没落令嬢は今日も王太子の溺愛に気づかない~下町の聖女と呼ばれてますが、私はただの鑑定士です!~
サクサクパイの中の甘いカスタードクリームと甘酸っぱいリンゴの相性が抜群で、シナモンの香りが食欲を増進させる。

いつも食べ終えると、もうひとつ買えばよかったと思うほどの大好物だ。

「焼き立てはどのパンかしら。アップルシナモンパイだったらいいのに。レーズンのハードパンも美味しいし、私がメロンパンが食べたいと言ったらメニューに加えてくれたのよ。メロンが入っていないのになんでその名前?と不思議がられたわね。明日の朝食用にクルミパンも買うわ。

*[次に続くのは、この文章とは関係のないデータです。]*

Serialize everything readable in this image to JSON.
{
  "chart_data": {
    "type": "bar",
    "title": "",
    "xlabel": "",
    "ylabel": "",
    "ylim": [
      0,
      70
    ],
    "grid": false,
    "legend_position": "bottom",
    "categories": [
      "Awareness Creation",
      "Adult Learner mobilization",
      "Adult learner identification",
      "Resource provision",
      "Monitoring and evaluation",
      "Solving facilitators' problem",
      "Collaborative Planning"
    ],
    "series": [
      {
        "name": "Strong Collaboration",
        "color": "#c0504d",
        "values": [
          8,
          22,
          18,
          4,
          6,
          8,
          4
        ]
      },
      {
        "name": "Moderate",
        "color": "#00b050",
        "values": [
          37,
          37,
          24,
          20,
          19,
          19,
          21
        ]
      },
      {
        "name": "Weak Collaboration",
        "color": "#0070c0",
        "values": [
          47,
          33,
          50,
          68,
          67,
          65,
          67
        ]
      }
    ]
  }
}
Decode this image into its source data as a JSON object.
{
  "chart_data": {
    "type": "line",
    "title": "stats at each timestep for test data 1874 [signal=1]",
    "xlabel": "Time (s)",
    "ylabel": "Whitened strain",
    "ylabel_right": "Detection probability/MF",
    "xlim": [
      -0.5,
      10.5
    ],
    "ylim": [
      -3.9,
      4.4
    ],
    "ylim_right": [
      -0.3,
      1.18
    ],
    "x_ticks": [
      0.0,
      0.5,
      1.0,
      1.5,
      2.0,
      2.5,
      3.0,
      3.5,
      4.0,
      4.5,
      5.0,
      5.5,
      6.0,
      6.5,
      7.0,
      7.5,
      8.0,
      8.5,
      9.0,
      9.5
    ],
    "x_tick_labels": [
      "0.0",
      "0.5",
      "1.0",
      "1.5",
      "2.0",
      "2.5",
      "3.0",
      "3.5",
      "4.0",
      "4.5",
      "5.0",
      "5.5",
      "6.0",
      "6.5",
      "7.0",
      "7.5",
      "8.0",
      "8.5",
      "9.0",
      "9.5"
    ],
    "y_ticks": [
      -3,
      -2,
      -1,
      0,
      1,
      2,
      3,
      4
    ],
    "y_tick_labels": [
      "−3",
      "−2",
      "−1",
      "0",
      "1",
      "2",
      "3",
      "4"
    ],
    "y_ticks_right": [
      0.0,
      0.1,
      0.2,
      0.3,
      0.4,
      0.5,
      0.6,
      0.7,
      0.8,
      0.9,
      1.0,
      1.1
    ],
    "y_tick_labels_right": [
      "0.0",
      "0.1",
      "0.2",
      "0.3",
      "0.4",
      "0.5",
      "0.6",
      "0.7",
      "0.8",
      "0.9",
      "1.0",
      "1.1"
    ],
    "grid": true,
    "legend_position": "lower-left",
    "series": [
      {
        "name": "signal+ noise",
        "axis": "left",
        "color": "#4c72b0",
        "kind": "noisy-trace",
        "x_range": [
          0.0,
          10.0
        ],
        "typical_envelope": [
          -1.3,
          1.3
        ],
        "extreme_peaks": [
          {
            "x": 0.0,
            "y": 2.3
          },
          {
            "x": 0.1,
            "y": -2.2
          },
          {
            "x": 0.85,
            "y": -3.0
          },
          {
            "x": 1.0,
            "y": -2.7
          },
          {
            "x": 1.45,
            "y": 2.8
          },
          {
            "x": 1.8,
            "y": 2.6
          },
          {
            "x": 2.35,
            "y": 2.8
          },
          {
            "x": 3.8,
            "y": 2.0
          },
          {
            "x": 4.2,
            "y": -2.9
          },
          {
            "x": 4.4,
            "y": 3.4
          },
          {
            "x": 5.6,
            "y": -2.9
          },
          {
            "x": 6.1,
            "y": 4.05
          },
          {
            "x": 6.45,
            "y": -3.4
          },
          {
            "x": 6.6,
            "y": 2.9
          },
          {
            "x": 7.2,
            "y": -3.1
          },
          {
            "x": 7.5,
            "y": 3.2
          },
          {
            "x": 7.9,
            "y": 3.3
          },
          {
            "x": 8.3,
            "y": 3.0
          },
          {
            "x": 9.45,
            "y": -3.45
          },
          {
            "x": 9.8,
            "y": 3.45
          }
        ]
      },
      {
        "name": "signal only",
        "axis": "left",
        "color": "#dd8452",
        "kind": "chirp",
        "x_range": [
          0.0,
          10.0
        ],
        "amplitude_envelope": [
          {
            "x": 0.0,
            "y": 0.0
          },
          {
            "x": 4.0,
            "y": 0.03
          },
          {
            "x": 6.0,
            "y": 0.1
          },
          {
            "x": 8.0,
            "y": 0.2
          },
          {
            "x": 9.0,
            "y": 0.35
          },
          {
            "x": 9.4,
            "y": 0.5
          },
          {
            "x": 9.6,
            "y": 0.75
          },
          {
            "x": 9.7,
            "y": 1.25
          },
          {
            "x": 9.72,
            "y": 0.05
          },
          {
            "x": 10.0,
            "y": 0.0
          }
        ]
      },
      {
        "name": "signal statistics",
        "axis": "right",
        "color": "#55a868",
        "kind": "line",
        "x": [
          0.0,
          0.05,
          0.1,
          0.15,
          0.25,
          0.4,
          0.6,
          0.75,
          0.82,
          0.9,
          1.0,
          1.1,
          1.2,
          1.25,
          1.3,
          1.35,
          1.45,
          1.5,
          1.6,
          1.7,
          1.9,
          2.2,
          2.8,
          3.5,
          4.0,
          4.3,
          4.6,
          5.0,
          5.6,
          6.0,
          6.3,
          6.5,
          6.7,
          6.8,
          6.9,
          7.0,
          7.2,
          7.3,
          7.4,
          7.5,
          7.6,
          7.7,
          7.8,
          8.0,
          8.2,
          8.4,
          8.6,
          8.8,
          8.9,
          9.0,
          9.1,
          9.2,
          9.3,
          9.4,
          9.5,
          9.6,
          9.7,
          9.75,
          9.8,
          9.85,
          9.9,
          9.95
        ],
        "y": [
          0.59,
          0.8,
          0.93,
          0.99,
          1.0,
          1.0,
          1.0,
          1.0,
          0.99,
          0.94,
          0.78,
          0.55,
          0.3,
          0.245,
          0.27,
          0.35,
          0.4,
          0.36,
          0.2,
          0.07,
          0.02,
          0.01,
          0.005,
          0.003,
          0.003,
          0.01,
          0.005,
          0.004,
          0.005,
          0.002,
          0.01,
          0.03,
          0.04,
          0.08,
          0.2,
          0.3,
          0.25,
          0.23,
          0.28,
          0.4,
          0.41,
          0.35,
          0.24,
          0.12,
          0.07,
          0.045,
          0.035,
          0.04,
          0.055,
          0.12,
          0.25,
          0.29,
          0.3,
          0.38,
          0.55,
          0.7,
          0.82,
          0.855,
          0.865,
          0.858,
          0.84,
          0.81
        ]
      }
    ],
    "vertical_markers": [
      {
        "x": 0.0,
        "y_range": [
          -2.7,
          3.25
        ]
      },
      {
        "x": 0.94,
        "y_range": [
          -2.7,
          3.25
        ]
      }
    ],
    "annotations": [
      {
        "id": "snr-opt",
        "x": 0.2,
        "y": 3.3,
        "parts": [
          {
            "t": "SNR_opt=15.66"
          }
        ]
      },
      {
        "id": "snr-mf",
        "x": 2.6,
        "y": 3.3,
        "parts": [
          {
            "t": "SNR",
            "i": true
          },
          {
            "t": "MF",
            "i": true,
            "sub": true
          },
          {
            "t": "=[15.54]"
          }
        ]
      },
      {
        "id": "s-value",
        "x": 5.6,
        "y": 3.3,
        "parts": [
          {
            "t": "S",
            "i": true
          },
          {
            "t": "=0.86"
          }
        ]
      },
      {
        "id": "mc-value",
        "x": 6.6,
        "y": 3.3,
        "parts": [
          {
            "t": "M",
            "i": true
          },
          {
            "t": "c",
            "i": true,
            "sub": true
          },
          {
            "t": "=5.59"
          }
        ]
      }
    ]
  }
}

もっちりメープルパンとシナモンロール、ベーコンとコーンのピザ風も捨てがたいし、クロワッサンもサクサクふわふわで……」

胸の前で指を組み合わせたオデットは、ゴクンと喉を鳴らすとジェラールに頭を下げた。

「ジェイさんすみませんが、五分ほど店番をお願いします」

コロンベーカリーは遠方から買いに来る客もいて、なかなかの人気店。

ブルノの帰宅を待っていたらアップルシナモンパイが売り切れてしまうかもしれない。

しかしドアへと勇んで歩きだしたら、肩を掴まれ引き留められた。

やる気に満ちた顔のジェラールが頼もしく胸を叩く。